Moneybox

Elon Musk Does Not Accept Your Accounting Principles

MIAMI, FL - JUNE 06: People walk out of a Tesla motor company dealership in the Dadeland Mall on June 6, 2013 in Miami, Florida.

Photo by Joe Raedle/Getty Images

Tesla somewhat unexpectedly earned a modest profit in the first quarter of this year, which naturally raised expectations for the following quarter. And in a letter to shareholders pegged to today’s earnings release (PDF), CEO Elon Musk claims victory: “While profits were still modest in absolute terms and not our primary mission, net income increased by 70% from last quarter, driven by record Model S deliveries and a significant improvement in automotive gross margin.”

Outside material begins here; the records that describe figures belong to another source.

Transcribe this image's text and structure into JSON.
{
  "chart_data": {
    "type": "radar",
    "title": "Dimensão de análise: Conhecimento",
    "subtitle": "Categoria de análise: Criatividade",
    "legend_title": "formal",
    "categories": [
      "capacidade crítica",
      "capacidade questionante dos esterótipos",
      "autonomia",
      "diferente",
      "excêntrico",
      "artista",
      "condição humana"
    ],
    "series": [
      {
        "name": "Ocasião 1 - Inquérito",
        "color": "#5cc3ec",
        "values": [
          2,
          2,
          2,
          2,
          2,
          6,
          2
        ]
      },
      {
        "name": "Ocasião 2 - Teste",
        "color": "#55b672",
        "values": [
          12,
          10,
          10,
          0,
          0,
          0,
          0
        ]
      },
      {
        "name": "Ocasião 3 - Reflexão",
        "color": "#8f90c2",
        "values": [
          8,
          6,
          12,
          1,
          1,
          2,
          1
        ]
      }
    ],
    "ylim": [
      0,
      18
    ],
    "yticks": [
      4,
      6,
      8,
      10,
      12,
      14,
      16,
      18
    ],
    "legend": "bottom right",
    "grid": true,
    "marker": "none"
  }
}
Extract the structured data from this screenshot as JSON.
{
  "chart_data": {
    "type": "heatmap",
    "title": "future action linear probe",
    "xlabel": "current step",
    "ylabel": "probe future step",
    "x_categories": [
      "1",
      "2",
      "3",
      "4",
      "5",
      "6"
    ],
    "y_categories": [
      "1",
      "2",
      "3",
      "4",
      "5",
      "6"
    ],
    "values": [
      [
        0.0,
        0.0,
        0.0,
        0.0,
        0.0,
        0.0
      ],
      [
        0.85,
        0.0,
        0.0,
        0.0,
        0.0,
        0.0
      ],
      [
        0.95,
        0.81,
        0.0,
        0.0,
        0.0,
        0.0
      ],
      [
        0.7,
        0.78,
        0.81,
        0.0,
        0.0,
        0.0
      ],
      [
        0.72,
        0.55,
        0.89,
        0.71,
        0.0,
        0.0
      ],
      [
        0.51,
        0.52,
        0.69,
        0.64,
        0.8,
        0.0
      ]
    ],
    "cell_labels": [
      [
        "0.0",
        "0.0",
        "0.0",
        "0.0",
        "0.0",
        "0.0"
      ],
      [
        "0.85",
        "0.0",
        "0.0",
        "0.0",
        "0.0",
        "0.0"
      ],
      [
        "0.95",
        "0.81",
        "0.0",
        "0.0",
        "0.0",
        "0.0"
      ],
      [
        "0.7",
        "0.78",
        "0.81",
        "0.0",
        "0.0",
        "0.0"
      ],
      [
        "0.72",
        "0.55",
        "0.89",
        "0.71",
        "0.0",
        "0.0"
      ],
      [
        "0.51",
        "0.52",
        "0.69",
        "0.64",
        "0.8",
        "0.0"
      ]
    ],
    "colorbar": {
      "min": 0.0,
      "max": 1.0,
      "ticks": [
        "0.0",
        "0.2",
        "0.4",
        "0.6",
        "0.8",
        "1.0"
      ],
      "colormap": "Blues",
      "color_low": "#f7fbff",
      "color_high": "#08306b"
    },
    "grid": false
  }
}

Delve into the report, however, and this turns out to be not quite as simple as it seems. Publicly traded companies are obliged to report earnings in terms of what are known as Generally Accepted Accounting Principles (GAAP) and that 70 percent increase in based on a non-GAAP measure.

The use of non-GAAP measures in a young and growing company should by no means be necessarily seen as a red flag, but it is worth understanding what’s going on here. The basic issue is that Tesla’s cars are near-universally praised but also very expensive. So to help put people in cars, Tesla rolled out an innovative loan/purchase/buyback scheme that lets people basically lease the cars but with Tesla getting all the money up front via a financing arrangement with Wells Fargo or US Bank. GAAP rules, however, require Tesla to account for this like a lease with money coming in dribs and drabs over the course of the three-year term covered by the buyback guarantee. Measured in those GAAP terms, Tesla lost money.

Their preferred non-GAAP measure asks a bit more simplistically “did we add more money to the bank account by selling cars than we spent building cars?” and the answer is “yes.”

Non-GAAP account is sometimes very dodgy (see, e.g., Groupon) but in this case it seems entirely defensible to me. Tesla is obviously still a very small company at this point and its future doesn’t particularly hinge on Fiscal Year 2013 profitability. The important thing for the company is to keep building out its charging infrastructure, to get better at manufacturing its cars, and ultimately to produce something more affordable than the Model S. The message of their non-GAAP number is that they’re essentially on track. More people have Teslas than did a quarter ago, and Tesla has more money than it did a quarter ago. Whether you want to say that’s “really” profitable or not, the bottom line is that Tesla has the financial resources to continue ahead with its strategy and that’s what really counts.